With the paintings you’re referencing above, the laundry list that comes off the top of my head includes: found photos of landfills, photos I took of plastic toys which I burned with a propane torch, 3D models of mine and my father’s heads, pictures of superheroes, pornography, found photos of U.S. military operations in Afghanistan and Iraq, and probably other things I’m not thinking of right now.


Yes, it is scary inside my brain. But it’s also a shitload of fun. Why doesn’t anyone ever comment on the exuberance of the work? Or the caustic humor? The work acknowledges a basic fear, but it also celebrates it. I find nearly everything to be funny somehow.


“Ancestor 1″


“Ancestor 2″

“Ancestor 3″

“Ancestor 4″

I think the collaborative prints you did with Pfau work along the same idea, that horror movie reveal moment.

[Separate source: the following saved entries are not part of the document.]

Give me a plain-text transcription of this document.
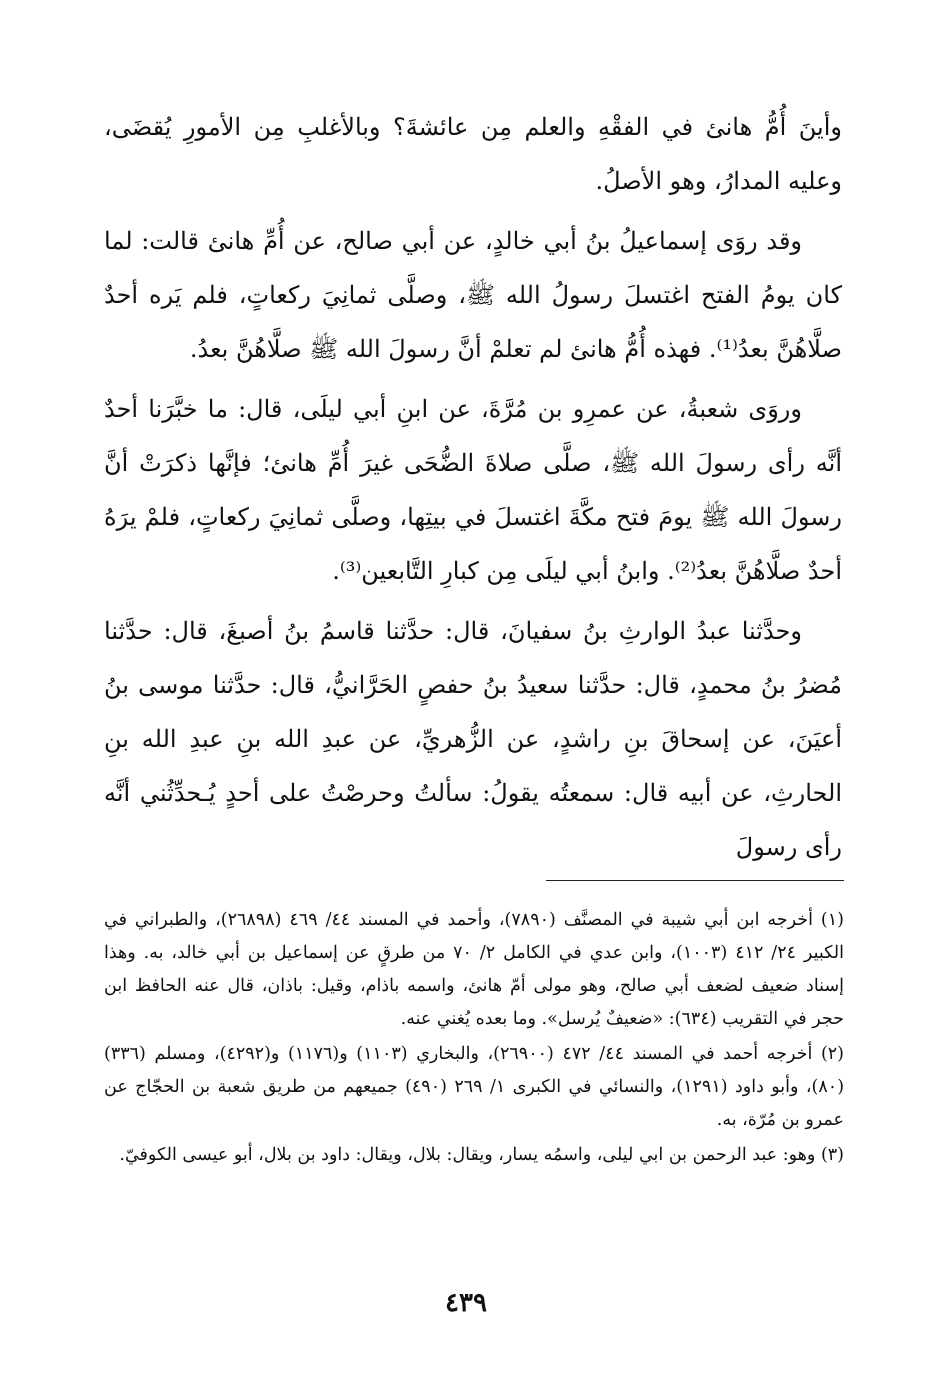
وأينَ أُمُّ هانئ في الفقْهِ والعلم مِن عائشةَ؟ وبالأغلبِ مِن الأمورِ يُقضَى، وعليه المدارُ، وهو الأصلُ.

وقد روَى إسماعيلُ بنُ أبي خالدٍ، عن أبي صالح، عن أُمِّ هانئ قالت: لما كان يومُ الفتح اغتسلَ رسولُ الله ﷺ، وصلَّى ثمانِيَ ركعاتٍ، فلم يَره أحدٌ صلَّاهُنَّ بعدُ⁽¹⁾. فهذه أُمُّ هانئ لم تعلمْ أنَّ رسولَ الله ﷺ صلَّاهُنَّ بعدُ.

وروَى شعبةُ، عن عمرِو بن مُرَّةَ، عن ابنِ أبي ليلَى، قال: ما خبَّرَنا أحدٌ أنَّه رأى رسولَ الله ﷺ، صلَّى صلاةَ الضُّحَى غيرَ أُمِّ هانئ؛ فإنَّها ذكرَتْ أنَّ رسولَ الله ﷺ يومَ فتح مكَّةَ اغتسلَ في بيتِها، وصلَّى ثمانِيَ ركعاتٍ، فلمْ يرَهُ أحدٌ صلَّاهُنَّ بعدُ⁽²⁾. وابنُ أبي ليلَى مِن كبارِ التَّابعين⁽³⁾.

وحدَّثنا عبدُ الوارثِ بنُ سفيانَ، قال: حدَّثنا قاسمُ بنُ أصبغَ، قال: حدَّثنا مُضرُ بنُ محمدٍ، قال: حدَّثنا سعيدُ بنُ حفصٍ الحَرَّانيُّ، قال: حدَّثنا موسى بنُ أعيَنَ، عن إسحاقَ بنِ راشدٍ، عن الزُّهريِّ، عن عبدِ الله بنِ عبدِ الله بنِ الحارثِ، عن أبيه قال: سمعتُه يقولُ: سألتُ وحرصْتُ على أحدٍ يُـحدِّثُني أنَّه رأى رسولَ

(١) أخرجه ابن أبي شيبة في المصنَّف (٧٨٩٠)، وأحمد في المسند ٤٤/ ٤٦٩ (٢٦٨٩٨)، والطبراني في الكبير ٢٤/ ٤١٢ (١٠٠٣)، وابن عدي في الكامل ٢/ ٧٠ من طرقٍ عن إسماعيل بن أبي خالد، به. وهذا إسناد ضعيف لضعف أبي صالح، وهو مولى أمّ هانئ، واسمه باذام، وقيل: باذان، قال عنه الحافظ ابن حجر في التقريب (٦٣٤): «ضعيفٌ يُرسل». وما بعده يُغني عنه.

(٢) أخرجه أحمد في المسند ٤٤/ ٤٧٢ (٢٦٩٠٠)، والبخاري (١١٠٣) و(١١٧٦) و(٤٢٩٢)، ومسلم (٣٣٦) (٨٠)، وأبو داود (١٢٩١)، والنسائي في الكبرى ١/ ٢٦٩ (٤٩٠) جميعهم من طريق شعبة بن الحجّاج عن عمرو بن مُرّة، به.

(٣) وهو: عبد الرحمن بن ابي ليلى، واسمُه يسار، ويقال: بلال، ويقال: داود بن بلال، أبو عيسى الكوفيّ.

٤٣٩
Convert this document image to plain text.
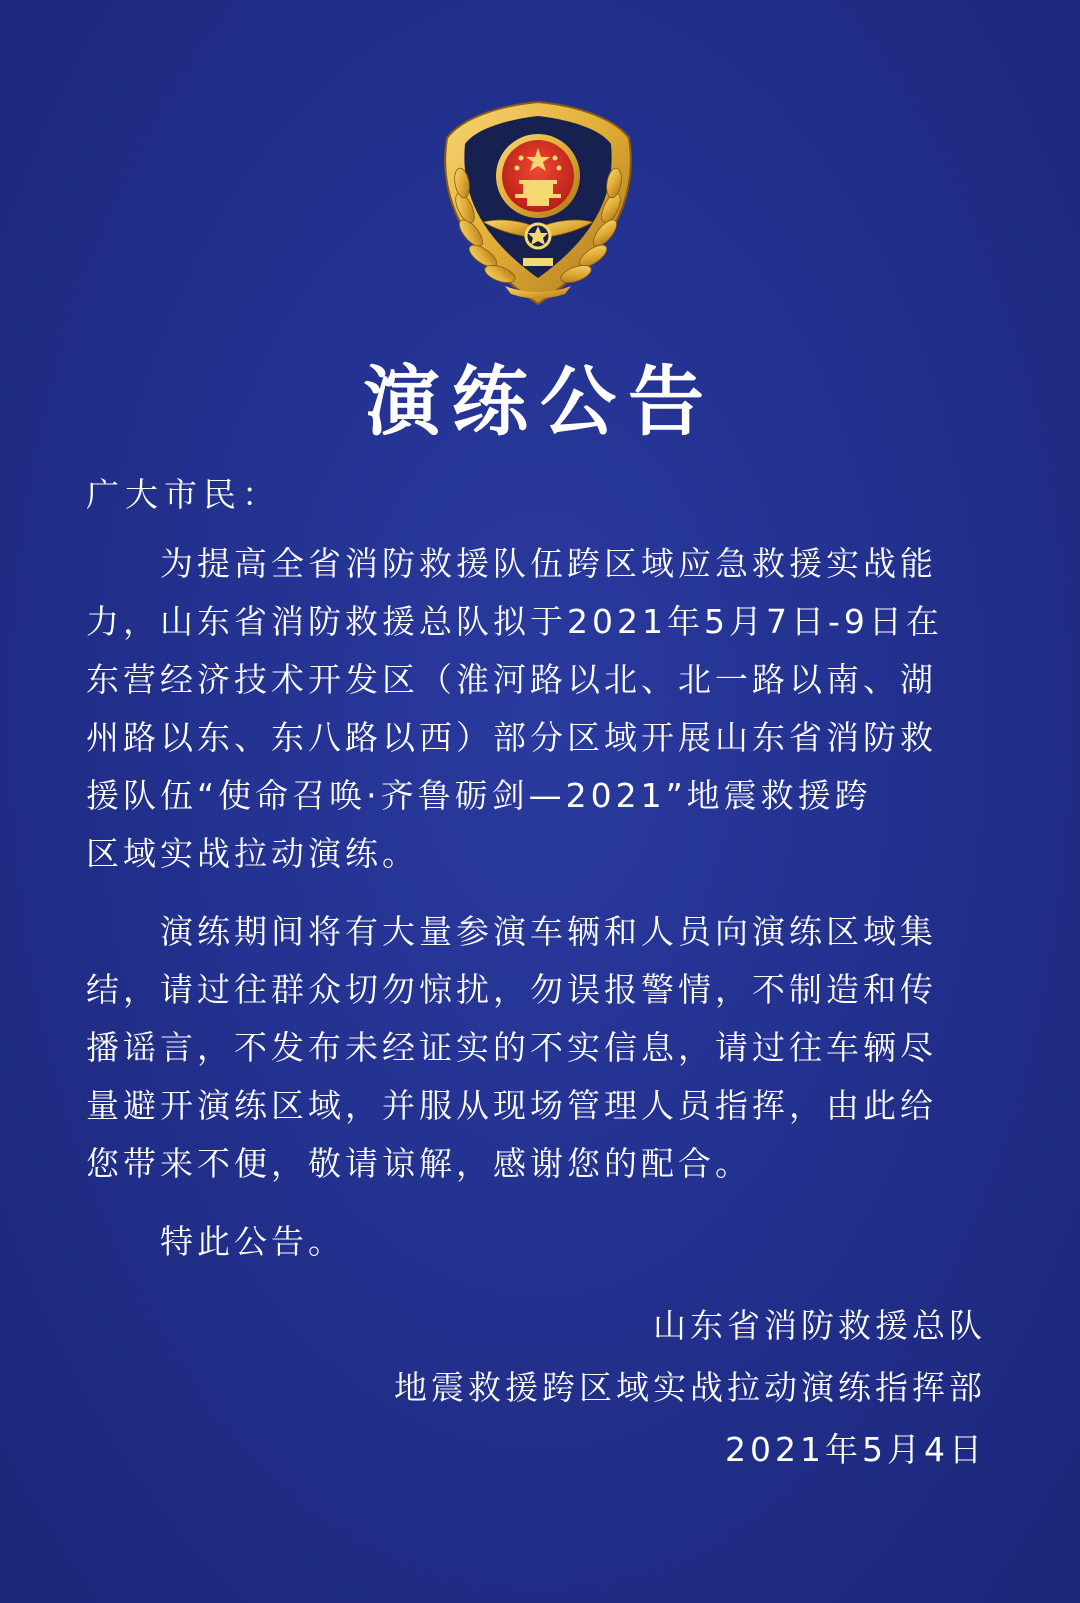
演练公告
广大市民：
　　为提高全省消防救援队伍跨区域应急救援实战能
力，山东省消防救援总队拟于2021年5月7日-9日在
东营经济技术开发区（淮河路以北、北一路以南、湖
州路以东、东八路以西）部分区域开展山东省消防救
援队伍“使命召唤·齐鲁砺剑—2021”地震救援跨
区域实战拉动演练。
　　演练期间将有大量参演车辆和人员向演练区域集
结，请过往群众切勿惊扰，勿误报警情，不制造和传
播谣言，不发布未经证实的不实信息，请过往车辆尽
量避开演练区域，并服从现场管理人员指挥，由此给
您带来不便，敬请谅解，感谢您的配合。
特此公告。
山东省消防救援总队
地震救援跨区域实战拉动演练指挥部
2021年5月4日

I can try to understand that, but I don’t feel a connection to the horror genre when I’m making the work. I’m not particularly inspired by or motivated by horror movies, and not particularly interested in the genre. I have lots of friends who love it, but my knowledge of slasher films or material like that is very limited. I can’t quite understand why that should bother me, but it does a little bit. I just don’t see the connection. I mean, I think our world is very dark, but I don’t think horror films obviously resemble our world typically. So why horror movies instead of some aspect of our world not captured in film? I should probably just learn to accept it. I will admit that I made the painting “Evangelist 3″ by referencing some imagery from Lars von Trier’s movie Anti-Christ, which is a horror film I suppose. I did love that one. I also love the Claire Denis movie, Trouble Every Day. Both of those movies have a richness that I don’t see in many other horror flicks.

“Evangelist 3″

Where does your approach to the human body come from? Is it from spending so much time training as an artist looking at the human form, that you naturally began wanting to depict it from the inside out, or to defy the logical shape of it?

Well at some point I guess I was interested in learning to depict the body anatomically/academically. That knowledge was important for me to learn and is still essential to the evolution of how I’ve depicted the human form. What I mean to say is that I still use the same logic to make these distorted forms that I used to make more standard or expected forms.

At some point, I think I realized that there was nothing really left to do in figure painting. There’s no particular talent I have in figure painting that is really needed or very original. I’m not a naturally gifted painter, which in some ways I think has worked in my favor. It often seems to turn out that a more gifted painter will peak earlier and settle for an academic approach that never really challenges convention, then repeats until the death of the artist or his/her career. I really had to strive to make my mistakes or my clumsiness work in my favor and I’m always trying to reconsider why and how I use the figure. So where I once had a more… oh, maybe typical or traditional interest in figure painting for the sheer enjoyment of depicting the figure, I’m now more interested in its allegorical potential or in what else it can become other than, strictly-speaking, a physical body.

In “Soundless Mouth,” is that The Watcher from Marvel Comics fucking Spiderman on a pile of trash and meat by the way?

HA! I absolutely love that interpretation and super excited you referenced The Watcher. I don’t want to ruin that dream for you, so I’ll keep it brief: The bottom figure, which carries the likeness of my father, does have a Spiderman costume on. You can decide what that means to you. The top figure, which resembles me with my head shaved, might as well be The Watcher. (Although if he is The Watcher, he ironically watches without eyes, since I was thinking of Oedipus who tore out his eyes after his embarrassing blunder.) And yes, it is a pile of trash and meat. Good eye.

Comic book characters, by the way, come up in my work more often than anyone seems to notice. I’m familiar with three bodies of mythology: Marvel Comics, DC Comics and the Holy Bible. And they’re all pretty good reading.